Visas are not required for Indian nationals to enter Nepal.
C. Indian Nationals
Indian nationals do not need visas to enter Nepal but they must have one of the following documents, according to Nepalese immigration.
- Passport and Driver’s License with Photograph
- Photo ID card issued by a government agency Ration Card with Photo
- Election Commission Card with Photo
- Identity Card issued by the Indian Embassy in Kathmandu
- Identity Card with Photograph issued by Sub-Divisional Magistrate or any other authority of his status. Also, please verify with your local travel agency for the documentation required by Indian Immigration for Indians travelling to Nepal.
D. Additional Information
Nationals from Nigeria, Ghana, Zimbabwe, Swaziland, Cameroon, Somalia, Liberia, Ethiopia, Iraq, Palestine, and Afghanistan must get visas via Nepal Embassies or Diplomatic Missions in their respective countries, as visas are not issued on arrival at Nepal’s immigration entry points.
E. Visa Extender
Tourists are permitted to stay for a maximum of 150 days per visa year (Jan 1 to Dec 31).
Nepal’s currency is the Nepalese rupee (NPR). One rupee equals 100 Paisa. Notes come in denominations of Rs1,000, 500, 100, 50, 20, 10, 5, 2 and 1. Coins come in denominations of 50, 25 and 10 Paisa.

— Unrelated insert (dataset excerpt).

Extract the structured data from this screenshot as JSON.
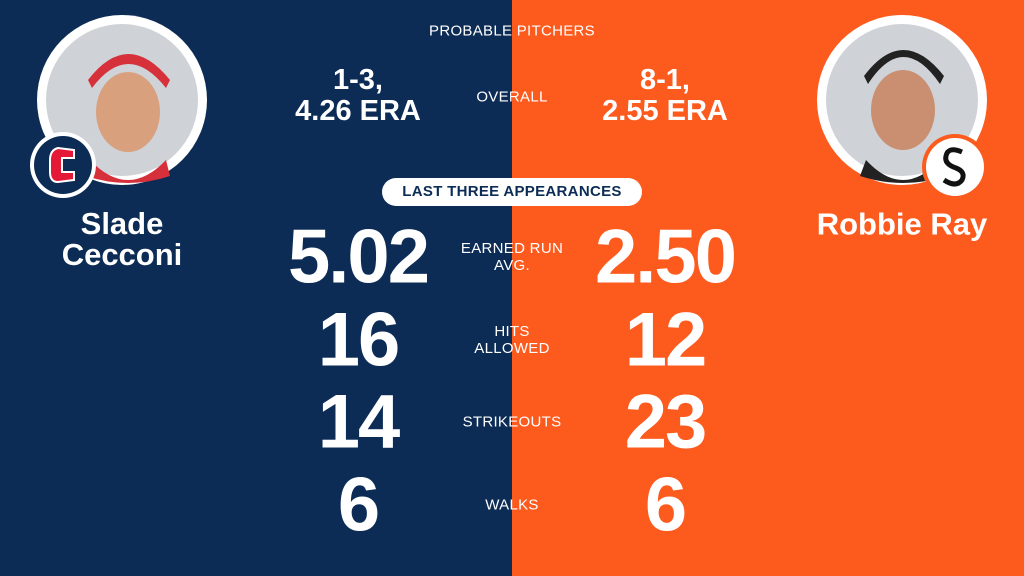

Money can be exchanged at Kathmandu International Airport and at any of the capital’s numerous banks and money exchange shops. Although it is unlawful to exchange foreign cash with unlicensed individuals, there is a thriving black market for currency exchange, particularly in Kathmandu’s Thamel neighbourhood.
These street vendors frequently give the best prices, but they can be irritant after you have concluded the sale. Hotels exchange money as well, albeit at a lesser rate than banks. Because it is difficult to convert rupees back into foreign cash, only change as much as you need.
ATMs are available in Nepal’s main cities. In tourist locations, Kathmandu and Pokhara have the most of them. In Thamel Chouk, Standard Chartered Bank provides a 24-hour ATM that takes Cirrus, Visa, and Mastercard.
Remember that the further you are from civilization, the less likely it is that you will be able to exchange or withdraw money from an ATM, so bring plenty of cash with you when you go trekking.
In the Annapurna villages, no credit cards are accepted. Credit cards, on the other hand, are commonly accepted in Kathmandu Valley, albeit most shops charge a 5% service fee for each transaction.
Each visitor to Nepal is allowed to carry in 200 cigarettes, 50 cigars, or an equivalent amount of tobacco goods; 1 litre of alcohol; and a personal amount of perfume-free of charge. Visitors should declare electronic items such as cameras, video recorders, and other such items upon arrival in Nepal.
It is unlawful to export any item that is more than 100 years old, and all religious paintings, metal statues, or other artefacts must be accompanied by a certificate from the Department of Archaeology before they can be exported. Customs agents in Nepal are extremely thorough, so don’t think you’ll be able to get away with anything.
Nepali is the official language of Nepal, and it is spoken by roughly half of the people. Hundreds of other languages, like Bhojpuri and Maithili, are spoken in smaller circles, but English is generally understood in the tourism business.